Open Restaurants has saved more than 100,000 industry jobs and countless small businesses from financial collapse.

The Durst Organization is suing the MTA over 3 vacant lots at 1800, 1801 and 1815 Park Avenue that are in a Special Transit Land Use District, which requires developers to first get certified by the MTA and the city’s Planning Commission as to whether transit easements are needed to build.
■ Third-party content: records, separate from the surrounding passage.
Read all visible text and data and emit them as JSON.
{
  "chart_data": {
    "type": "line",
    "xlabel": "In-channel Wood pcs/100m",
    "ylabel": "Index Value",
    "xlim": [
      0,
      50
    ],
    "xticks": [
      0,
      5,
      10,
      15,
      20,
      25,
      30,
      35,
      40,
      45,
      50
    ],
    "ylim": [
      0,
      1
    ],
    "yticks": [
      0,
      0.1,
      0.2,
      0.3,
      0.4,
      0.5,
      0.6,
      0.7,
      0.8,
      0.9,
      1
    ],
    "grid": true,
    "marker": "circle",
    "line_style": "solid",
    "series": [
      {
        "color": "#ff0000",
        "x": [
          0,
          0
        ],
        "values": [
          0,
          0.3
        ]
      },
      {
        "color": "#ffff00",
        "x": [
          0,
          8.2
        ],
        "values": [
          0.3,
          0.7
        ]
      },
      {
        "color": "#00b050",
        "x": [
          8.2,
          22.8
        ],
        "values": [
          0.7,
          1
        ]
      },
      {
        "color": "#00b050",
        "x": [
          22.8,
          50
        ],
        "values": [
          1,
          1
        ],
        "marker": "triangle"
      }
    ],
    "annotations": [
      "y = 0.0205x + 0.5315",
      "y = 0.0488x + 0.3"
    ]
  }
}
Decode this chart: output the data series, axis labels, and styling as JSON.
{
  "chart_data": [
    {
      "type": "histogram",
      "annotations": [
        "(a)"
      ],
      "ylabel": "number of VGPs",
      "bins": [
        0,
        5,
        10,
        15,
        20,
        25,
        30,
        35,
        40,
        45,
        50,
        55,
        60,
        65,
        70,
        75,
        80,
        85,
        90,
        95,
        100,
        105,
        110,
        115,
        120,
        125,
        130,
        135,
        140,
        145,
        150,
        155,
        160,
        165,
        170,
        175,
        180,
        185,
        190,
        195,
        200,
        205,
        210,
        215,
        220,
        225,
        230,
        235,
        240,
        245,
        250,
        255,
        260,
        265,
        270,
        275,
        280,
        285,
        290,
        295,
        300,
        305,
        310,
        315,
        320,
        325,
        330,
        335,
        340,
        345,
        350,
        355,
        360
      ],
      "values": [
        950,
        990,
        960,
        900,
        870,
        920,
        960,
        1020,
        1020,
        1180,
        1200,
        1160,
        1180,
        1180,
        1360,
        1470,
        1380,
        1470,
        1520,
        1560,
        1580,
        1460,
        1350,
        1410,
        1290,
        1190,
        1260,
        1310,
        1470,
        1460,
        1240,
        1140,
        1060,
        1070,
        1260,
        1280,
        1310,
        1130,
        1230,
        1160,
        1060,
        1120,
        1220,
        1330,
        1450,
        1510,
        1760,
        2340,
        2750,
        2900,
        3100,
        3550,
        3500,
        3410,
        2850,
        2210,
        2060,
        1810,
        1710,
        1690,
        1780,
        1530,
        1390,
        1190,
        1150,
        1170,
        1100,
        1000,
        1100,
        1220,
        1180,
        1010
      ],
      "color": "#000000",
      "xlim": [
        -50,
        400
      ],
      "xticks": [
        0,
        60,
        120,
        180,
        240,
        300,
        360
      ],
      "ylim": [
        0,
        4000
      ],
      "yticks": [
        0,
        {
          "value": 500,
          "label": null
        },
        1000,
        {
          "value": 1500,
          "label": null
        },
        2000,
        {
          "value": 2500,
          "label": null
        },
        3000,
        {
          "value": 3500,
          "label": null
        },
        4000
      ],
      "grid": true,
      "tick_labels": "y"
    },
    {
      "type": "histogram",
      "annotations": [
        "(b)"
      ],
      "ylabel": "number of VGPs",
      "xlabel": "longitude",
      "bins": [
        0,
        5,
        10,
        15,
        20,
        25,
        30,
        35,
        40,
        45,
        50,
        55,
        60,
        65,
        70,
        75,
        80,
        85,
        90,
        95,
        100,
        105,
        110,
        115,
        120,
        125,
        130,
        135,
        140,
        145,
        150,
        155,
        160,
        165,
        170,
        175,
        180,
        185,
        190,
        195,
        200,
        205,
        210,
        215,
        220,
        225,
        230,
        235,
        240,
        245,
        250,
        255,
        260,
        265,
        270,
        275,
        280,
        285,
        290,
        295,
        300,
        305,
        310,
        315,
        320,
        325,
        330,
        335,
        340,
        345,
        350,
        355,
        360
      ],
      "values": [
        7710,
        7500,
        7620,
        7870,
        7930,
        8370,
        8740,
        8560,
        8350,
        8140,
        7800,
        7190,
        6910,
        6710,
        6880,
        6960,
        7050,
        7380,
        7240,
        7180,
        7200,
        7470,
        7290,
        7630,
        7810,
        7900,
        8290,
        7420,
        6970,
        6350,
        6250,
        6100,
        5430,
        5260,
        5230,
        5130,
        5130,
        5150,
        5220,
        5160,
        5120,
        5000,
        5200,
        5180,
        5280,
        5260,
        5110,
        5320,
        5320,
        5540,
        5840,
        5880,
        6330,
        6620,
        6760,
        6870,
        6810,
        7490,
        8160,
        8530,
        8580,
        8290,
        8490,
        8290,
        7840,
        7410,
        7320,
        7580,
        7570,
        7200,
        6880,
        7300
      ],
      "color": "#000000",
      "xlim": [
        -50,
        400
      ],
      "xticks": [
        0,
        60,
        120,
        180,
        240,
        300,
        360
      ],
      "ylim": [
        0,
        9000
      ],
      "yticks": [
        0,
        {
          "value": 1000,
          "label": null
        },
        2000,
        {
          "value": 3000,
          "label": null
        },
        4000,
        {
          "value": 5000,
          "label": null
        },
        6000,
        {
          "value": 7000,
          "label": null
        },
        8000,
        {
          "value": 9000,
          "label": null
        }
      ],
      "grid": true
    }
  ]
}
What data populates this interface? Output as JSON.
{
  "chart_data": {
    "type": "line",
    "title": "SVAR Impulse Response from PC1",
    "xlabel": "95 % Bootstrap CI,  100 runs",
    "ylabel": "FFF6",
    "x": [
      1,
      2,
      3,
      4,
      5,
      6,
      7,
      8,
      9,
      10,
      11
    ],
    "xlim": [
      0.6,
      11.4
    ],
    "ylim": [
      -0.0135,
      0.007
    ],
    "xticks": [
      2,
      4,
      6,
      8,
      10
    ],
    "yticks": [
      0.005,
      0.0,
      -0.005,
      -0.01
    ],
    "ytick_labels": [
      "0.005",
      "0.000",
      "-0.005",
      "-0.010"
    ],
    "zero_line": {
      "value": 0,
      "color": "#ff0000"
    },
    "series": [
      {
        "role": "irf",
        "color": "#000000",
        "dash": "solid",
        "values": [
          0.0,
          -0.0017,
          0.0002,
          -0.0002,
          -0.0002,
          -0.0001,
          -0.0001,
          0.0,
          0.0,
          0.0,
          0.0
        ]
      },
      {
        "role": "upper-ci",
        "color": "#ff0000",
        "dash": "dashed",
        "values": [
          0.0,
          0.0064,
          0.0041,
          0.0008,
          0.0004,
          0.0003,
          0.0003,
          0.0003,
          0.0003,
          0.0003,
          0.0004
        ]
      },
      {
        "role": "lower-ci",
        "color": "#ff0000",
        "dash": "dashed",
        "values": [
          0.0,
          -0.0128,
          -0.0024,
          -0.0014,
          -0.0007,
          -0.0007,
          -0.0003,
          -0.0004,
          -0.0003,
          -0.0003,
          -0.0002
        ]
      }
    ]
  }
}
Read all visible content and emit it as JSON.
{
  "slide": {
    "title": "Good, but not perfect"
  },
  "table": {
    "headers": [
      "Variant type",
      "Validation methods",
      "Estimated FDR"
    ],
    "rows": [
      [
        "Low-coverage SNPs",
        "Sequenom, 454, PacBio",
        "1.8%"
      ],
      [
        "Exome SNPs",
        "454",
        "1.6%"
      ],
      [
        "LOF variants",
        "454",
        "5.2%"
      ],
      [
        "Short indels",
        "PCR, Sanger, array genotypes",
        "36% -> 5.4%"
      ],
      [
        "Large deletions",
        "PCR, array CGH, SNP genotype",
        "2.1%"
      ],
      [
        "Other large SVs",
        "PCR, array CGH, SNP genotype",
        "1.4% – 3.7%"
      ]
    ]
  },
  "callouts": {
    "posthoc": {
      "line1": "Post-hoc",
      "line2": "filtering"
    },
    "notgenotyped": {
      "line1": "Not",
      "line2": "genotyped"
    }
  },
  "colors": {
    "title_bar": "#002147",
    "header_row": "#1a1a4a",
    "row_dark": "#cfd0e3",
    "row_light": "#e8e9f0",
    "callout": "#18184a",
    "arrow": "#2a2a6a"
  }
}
The MTA's slow decision-making, lack of diligence, changing stances and failure to cooperate have cost the company money and deprived it of its rights to use the properties.

REIT’s Manhattan office portfolio was 84.5% leased at the end of the third quarter, down 2.4 percentage points from a year ago, and down 5.1 percentage points from the 2019 level.

Rolex Realty Corporation filed plans with the New York City Department of Buildings to construct an office building at 665 Fifth Avenue. The building is expected to be about 199,000 square feet.

Weill Cornell Medical College filed plans for a 221-unit building on the Upper East Side, almost three years after buying the development site from a local church. The plans filed detail a 128,000-square-foot building at 1393 York Avenue, only a few blocks away from the school’s 1300 York Avenue campus.

22 Battery Place, a landmarked three-story building and clocktower on a century-old jetty facing the Statue of Liberty, faces litigation from the investors who want their $16.5 million back from the failed redevelopment project of a historic pier.